Guyer’s Weblog

March 23, 2009

Theses on Anglicanism

Filed under: Communio Anglicana,Meta-Category,Theologoumena — guyer @ 10:17 pm

I. Anglican history comprises two distinct ecclesiological streams.  The first is that of monarchical Anglicanism, which began with Henry VIII; this was the dominant stream for more than 300 years.  The second is that of the Anglican Communion, which began with the first Lambeth Conference; this is now the dominant stream at both the international and national (i.e., provincial) levels.  The Anglican Communion is a non-monarchical church (ekklesia) that depends first and foremost upon the apostolic succession of bishops as a guarantee of its historic, catholic nature.

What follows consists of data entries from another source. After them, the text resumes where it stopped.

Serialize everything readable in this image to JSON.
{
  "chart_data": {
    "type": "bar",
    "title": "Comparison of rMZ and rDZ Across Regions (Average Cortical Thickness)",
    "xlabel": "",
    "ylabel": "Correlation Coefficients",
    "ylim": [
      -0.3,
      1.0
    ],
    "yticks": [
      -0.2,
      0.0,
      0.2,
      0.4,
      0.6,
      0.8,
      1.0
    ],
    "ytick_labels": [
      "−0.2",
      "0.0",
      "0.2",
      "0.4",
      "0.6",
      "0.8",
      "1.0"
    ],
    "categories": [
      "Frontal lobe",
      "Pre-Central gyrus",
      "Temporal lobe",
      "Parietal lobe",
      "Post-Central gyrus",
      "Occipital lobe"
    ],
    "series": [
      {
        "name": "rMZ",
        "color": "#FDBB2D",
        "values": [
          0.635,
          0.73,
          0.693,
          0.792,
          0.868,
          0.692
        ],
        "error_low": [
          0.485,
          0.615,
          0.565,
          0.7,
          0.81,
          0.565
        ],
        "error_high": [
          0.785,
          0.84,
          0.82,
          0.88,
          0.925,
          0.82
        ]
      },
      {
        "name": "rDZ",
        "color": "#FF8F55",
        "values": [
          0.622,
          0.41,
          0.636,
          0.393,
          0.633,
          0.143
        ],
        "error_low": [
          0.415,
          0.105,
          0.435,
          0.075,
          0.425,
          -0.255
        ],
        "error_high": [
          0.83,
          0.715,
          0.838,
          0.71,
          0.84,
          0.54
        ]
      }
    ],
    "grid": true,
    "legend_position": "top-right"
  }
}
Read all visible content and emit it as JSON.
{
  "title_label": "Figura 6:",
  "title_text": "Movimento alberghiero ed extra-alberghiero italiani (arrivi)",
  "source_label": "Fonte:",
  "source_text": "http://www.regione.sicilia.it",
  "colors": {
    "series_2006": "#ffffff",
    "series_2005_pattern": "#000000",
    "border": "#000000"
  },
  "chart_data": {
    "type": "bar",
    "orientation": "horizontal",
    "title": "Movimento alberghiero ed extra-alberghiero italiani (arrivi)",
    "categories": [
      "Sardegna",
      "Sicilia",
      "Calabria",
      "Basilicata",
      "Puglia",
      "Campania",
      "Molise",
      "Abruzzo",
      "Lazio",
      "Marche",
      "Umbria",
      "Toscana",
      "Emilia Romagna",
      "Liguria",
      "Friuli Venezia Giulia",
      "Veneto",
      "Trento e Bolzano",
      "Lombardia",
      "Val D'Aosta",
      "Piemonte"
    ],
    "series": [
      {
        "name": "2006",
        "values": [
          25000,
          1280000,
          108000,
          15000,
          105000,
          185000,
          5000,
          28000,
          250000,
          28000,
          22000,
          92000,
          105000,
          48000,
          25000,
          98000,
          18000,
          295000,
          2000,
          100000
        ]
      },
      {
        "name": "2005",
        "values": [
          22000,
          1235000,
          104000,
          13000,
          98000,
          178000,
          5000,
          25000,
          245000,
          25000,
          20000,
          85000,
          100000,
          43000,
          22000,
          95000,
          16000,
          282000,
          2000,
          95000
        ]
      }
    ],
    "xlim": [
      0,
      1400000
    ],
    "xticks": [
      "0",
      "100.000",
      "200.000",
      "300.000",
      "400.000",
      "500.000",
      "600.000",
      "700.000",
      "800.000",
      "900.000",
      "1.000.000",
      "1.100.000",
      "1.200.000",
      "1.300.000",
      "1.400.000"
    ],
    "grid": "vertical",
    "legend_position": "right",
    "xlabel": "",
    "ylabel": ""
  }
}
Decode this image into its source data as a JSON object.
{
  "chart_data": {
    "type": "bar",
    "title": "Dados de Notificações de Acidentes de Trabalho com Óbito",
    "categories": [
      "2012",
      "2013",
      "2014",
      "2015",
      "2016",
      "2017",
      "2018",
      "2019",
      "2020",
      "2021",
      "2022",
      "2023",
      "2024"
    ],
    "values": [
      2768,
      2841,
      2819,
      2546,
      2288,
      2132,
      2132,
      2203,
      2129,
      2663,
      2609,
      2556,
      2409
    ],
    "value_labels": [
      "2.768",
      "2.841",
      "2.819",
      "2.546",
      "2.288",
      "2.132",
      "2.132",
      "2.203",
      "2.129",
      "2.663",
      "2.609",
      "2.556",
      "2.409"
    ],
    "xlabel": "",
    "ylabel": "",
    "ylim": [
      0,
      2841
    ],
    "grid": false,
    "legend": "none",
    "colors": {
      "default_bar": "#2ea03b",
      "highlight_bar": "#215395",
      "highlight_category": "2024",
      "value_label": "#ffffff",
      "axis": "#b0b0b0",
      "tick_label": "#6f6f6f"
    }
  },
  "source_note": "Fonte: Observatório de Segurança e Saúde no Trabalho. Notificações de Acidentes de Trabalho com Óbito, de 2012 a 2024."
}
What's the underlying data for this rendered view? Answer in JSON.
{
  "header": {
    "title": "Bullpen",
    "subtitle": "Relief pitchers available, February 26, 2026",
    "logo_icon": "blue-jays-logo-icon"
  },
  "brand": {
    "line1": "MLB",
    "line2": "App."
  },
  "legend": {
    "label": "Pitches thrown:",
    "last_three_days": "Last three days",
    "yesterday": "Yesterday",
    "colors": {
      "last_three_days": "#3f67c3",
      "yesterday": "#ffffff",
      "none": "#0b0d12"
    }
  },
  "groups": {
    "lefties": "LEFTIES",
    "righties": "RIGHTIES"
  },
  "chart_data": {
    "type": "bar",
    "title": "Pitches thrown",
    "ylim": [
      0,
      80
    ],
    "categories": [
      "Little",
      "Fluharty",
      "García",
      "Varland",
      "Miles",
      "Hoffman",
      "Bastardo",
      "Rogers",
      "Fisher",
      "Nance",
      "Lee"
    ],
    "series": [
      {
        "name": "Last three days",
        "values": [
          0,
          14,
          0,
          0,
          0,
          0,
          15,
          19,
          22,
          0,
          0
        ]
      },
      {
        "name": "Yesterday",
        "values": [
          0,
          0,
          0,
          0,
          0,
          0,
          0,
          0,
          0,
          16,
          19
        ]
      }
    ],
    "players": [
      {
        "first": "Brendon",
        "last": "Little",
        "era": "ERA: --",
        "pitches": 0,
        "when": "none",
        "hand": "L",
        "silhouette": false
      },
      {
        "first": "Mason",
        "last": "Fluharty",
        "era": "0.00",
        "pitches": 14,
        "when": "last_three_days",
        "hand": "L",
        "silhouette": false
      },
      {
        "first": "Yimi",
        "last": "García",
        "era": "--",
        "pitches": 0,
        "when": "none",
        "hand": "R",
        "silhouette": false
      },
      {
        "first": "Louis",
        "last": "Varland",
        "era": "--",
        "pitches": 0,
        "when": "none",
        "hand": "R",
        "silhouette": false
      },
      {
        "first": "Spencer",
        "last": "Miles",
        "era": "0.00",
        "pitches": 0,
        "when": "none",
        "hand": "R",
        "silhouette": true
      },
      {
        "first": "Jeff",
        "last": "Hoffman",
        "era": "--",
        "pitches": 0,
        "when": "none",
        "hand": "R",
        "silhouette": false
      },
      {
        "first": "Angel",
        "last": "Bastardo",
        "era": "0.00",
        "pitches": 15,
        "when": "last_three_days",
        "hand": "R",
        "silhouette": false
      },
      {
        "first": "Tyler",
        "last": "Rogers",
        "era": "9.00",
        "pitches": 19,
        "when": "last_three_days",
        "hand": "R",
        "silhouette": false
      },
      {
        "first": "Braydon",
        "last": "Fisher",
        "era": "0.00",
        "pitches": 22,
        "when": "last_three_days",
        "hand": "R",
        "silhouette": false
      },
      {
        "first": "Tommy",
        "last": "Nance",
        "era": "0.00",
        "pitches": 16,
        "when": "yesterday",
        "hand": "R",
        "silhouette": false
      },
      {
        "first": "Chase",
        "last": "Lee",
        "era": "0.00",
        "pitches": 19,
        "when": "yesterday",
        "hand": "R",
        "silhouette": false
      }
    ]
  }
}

II. The Anglican reformation was not, as is commonly claimed, primarily political and only secondarily theological.  The enthronement of the monarch as the “supreme head” of the Church of England was as much a theological development as it was a political development.  Thus, Anglican history and theology cannot be understood without paying close attention to the history and theology of monarchy.

III. Anglicanism must re-conceive itself as a portion of the catholic Church that was once monarchical, but is now post-monarchical.  Anglicanism has yet to conceive of itself as post-monarchical, and it cannot do this until it understands what it meant for it to have once been monarchical.